Tara reached in and took the keys. A stick cracked behind her. She spun around and gasped.
“Oh, Nick, thank God.”
“I told you to stay put. Go get Beamer. Laird’s gone that way,” he said, pointing toward the northwest. “He’s trampled through the ground cover, and his tracks are deep, since he’s carrying the boy.”
“My boy.”
“Then let’s go get him. I’m betting if he had a gun, he would have made a stand here and just gotten rid of us. And bring that sack of food. He probably knows where he’s going, and we don’t.”
“Can Beamer trace him from the smell of the car seat or these keys?” she asked, holding them up.
“Yeah, but I took this from their bedroom, just in case.” He pulled a man’s white sock from his jeans pocket. “He’s got at least a ten-minute head start, so let’s go. For once, he’s not getting out of this. I think about any court in the land will award your son to you if—”
“If what?”
If we can get him back hung in the brisk breeze, unspoken between them. If a tracking dog as old as Beamer, with his feet still healing, can find him in this vast, deep forest.
“Let’s go,” Nick said, his expression determined.
Tara tore to the truck to get Beamer, who was in the front seat with both paws on the dashboard, looking out.

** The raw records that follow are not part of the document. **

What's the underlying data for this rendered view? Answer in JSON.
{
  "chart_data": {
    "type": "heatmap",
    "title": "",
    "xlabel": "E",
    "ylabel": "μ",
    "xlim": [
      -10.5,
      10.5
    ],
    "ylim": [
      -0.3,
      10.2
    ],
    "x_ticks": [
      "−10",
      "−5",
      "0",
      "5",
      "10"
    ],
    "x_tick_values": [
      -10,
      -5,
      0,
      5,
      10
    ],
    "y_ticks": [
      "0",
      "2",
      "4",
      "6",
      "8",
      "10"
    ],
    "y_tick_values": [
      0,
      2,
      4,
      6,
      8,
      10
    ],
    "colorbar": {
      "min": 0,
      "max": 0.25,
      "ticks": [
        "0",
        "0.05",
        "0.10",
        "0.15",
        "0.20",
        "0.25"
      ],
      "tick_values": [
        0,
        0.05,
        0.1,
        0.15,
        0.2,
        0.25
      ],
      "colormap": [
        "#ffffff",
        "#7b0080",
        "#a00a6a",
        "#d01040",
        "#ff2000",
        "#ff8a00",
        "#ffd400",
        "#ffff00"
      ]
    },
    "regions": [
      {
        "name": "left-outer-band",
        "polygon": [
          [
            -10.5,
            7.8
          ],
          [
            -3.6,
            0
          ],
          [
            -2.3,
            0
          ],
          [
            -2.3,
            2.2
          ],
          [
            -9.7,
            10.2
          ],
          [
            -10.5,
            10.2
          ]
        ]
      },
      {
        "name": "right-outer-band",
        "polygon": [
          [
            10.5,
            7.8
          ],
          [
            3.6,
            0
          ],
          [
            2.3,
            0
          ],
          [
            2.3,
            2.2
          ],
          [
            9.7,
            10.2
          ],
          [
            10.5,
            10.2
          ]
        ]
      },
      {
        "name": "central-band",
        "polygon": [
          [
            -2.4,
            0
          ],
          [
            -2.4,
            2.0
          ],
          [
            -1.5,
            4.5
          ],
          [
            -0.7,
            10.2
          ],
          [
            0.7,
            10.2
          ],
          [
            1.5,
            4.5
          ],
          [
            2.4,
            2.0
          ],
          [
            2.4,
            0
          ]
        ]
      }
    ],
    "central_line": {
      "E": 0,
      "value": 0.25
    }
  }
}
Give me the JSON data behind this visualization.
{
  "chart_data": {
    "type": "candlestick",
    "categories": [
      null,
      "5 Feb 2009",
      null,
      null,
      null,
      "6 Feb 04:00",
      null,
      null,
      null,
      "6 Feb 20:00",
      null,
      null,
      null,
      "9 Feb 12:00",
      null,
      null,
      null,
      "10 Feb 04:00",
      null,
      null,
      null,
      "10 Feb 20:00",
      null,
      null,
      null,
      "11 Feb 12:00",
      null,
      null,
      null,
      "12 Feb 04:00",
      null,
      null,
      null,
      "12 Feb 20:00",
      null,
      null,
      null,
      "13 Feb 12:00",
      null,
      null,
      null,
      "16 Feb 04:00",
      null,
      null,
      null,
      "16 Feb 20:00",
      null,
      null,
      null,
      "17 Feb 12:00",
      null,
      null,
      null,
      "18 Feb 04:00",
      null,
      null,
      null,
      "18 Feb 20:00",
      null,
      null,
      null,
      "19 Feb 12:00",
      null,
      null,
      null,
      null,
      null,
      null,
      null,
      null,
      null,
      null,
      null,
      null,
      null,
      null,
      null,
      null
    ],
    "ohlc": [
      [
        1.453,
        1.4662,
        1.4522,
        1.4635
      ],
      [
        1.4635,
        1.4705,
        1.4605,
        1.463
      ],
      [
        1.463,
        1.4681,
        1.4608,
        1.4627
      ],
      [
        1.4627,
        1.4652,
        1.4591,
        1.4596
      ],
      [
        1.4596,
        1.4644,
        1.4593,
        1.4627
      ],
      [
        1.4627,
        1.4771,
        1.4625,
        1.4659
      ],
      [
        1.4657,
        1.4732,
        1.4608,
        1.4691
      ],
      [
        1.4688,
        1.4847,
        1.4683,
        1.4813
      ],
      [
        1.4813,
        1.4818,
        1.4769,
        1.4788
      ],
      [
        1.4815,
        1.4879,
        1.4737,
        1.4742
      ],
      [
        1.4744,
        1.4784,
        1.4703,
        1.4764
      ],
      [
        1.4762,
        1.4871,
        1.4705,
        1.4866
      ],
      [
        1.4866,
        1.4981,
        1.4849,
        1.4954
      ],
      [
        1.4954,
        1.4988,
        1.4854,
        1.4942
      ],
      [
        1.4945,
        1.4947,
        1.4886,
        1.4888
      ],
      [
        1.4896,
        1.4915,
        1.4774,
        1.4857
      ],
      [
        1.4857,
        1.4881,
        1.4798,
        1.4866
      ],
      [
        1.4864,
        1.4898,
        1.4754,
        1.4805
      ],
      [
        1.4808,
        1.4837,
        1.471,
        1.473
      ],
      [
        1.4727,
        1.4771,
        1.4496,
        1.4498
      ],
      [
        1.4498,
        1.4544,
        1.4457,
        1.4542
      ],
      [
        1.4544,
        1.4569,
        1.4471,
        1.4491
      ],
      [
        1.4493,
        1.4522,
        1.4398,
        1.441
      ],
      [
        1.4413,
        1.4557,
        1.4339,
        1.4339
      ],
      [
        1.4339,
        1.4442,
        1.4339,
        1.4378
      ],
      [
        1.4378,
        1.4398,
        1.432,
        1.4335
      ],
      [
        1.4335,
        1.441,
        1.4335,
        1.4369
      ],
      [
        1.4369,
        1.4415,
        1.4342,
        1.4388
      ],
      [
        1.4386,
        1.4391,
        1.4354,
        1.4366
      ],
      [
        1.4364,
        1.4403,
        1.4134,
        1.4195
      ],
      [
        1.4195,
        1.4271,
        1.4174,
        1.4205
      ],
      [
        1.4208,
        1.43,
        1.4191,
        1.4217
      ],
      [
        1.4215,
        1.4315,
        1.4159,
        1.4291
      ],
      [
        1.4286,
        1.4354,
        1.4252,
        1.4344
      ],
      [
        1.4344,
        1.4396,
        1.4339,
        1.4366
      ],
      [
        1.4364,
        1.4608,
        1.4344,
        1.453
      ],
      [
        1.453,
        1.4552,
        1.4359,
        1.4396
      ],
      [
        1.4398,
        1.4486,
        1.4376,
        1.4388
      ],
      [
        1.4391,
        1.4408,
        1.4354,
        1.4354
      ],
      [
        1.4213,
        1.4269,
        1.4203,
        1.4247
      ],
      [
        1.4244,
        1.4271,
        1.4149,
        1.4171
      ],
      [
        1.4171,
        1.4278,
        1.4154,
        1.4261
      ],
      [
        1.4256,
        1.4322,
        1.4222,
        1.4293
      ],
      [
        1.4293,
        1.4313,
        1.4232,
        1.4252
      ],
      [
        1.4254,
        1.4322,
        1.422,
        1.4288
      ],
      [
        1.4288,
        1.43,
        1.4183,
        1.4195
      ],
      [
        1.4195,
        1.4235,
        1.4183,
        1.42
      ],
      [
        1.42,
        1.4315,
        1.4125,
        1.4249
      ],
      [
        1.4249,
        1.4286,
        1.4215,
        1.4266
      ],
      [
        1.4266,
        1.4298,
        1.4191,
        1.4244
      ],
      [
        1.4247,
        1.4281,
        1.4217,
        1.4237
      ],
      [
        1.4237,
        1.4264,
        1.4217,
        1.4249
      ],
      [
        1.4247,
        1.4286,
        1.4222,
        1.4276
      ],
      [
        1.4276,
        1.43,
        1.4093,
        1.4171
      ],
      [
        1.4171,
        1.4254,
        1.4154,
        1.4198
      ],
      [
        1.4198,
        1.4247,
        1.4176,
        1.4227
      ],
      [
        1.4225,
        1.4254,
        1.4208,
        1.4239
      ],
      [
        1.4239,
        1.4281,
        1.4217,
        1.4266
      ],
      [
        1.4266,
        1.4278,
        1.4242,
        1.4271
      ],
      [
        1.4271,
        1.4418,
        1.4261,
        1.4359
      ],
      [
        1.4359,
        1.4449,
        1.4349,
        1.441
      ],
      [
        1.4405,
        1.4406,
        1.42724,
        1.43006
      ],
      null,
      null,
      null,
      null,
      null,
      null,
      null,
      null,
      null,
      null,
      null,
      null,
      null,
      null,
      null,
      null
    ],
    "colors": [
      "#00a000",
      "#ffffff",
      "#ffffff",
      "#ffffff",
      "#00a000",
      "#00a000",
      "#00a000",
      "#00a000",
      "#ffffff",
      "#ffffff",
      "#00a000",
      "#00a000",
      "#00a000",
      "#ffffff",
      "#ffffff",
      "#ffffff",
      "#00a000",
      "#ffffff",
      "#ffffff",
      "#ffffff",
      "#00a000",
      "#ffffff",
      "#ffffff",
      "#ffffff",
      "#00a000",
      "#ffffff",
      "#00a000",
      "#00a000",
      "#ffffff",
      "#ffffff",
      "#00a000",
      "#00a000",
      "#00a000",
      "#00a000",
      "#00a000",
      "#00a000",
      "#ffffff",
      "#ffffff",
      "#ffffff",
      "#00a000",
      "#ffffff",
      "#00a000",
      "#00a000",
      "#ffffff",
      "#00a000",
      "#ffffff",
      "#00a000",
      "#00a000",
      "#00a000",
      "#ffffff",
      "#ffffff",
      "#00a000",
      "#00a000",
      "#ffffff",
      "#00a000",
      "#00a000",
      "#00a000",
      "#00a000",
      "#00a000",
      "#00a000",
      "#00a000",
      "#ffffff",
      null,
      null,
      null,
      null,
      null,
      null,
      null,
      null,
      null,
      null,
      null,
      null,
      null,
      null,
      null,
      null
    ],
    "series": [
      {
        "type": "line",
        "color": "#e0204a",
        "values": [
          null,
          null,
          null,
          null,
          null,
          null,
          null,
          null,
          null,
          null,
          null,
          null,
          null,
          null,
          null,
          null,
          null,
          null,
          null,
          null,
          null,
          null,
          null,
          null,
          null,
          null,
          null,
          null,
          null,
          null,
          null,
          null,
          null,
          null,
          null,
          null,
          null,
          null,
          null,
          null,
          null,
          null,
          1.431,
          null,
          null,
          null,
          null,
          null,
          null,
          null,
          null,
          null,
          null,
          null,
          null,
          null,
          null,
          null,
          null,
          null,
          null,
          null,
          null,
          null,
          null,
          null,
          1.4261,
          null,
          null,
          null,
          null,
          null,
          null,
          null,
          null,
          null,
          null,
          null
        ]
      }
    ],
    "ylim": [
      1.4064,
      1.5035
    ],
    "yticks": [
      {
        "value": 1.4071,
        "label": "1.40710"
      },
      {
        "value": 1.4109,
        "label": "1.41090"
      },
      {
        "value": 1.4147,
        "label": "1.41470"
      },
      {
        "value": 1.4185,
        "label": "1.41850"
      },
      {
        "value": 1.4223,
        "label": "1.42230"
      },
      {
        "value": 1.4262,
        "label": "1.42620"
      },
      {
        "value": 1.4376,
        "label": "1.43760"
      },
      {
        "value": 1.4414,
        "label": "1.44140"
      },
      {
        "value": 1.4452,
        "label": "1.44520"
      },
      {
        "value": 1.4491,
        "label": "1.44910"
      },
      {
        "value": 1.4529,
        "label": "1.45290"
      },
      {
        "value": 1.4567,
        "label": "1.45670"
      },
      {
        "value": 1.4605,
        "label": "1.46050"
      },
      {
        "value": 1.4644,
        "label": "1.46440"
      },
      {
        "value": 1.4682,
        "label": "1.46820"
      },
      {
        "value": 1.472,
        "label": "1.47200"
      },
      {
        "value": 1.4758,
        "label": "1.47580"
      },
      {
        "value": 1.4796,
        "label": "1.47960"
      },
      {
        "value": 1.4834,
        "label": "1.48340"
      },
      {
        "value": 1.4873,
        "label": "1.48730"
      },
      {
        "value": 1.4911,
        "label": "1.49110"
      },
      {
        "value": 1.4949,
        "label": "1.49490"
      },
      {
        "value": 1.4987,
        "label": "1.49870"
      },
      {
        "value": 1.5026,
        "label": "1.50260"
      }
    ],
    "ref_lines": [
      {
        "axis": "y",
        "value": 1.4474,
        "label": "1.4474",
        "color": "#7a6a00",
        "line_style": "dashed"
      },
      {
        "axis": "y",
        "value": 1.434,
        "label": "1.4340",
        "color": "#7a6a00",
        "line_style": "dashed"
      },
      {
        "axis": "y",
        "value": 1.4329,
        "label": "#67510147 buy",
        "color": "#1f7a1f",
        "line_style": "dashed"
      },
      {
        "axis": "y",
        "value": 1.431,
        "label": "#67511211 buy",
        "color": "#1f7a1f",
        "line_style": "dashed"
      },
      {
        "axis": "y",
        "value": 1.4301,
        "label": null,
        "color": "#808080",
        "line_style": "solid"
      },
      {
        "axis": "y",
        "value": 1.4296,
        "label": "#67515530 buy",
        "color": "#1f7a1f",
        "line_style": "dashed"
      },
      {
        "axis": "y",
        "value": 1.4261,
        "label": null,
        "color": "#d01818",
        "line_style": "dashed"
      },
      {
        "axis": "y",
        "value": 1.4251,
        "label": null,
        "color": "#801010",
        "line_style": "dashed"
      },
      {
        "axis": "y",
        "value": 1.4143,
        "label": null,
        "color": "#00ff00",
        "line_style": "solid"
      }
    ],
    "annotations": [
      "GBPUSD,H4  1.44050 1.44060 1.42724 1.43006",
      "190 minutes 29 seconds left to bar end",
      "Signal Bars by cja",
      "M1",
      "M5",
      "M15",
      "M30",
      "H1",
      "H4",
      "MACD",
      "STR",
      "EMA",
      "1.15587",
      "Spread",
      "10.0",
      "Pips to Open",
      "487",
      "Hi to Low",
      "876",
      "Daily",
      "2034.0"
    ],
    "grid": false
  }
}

“Yes.” She whispered the words skyward, like a little prayer. “Let’s go.”
25
Nick left a scribbled note on the dashboard of their truck that they were tracking Laird and Tara’s son with a dog, in case Veronica sent the police after them. Tara got both their jackets and checked out the bag of hastily gathered food Veronica had given them. She’d obviously grabbed random things from Jen’s refrigerator or larder: a box of gourmet crackers, a package of deli luncheon meat, two small cans of V8 juice and a small gold sack of Godiva chocolates. Under all that, a half loaf of bread and jar of peanut butter with stripes of grape jelly, which were perhaps Jordie’s favorites.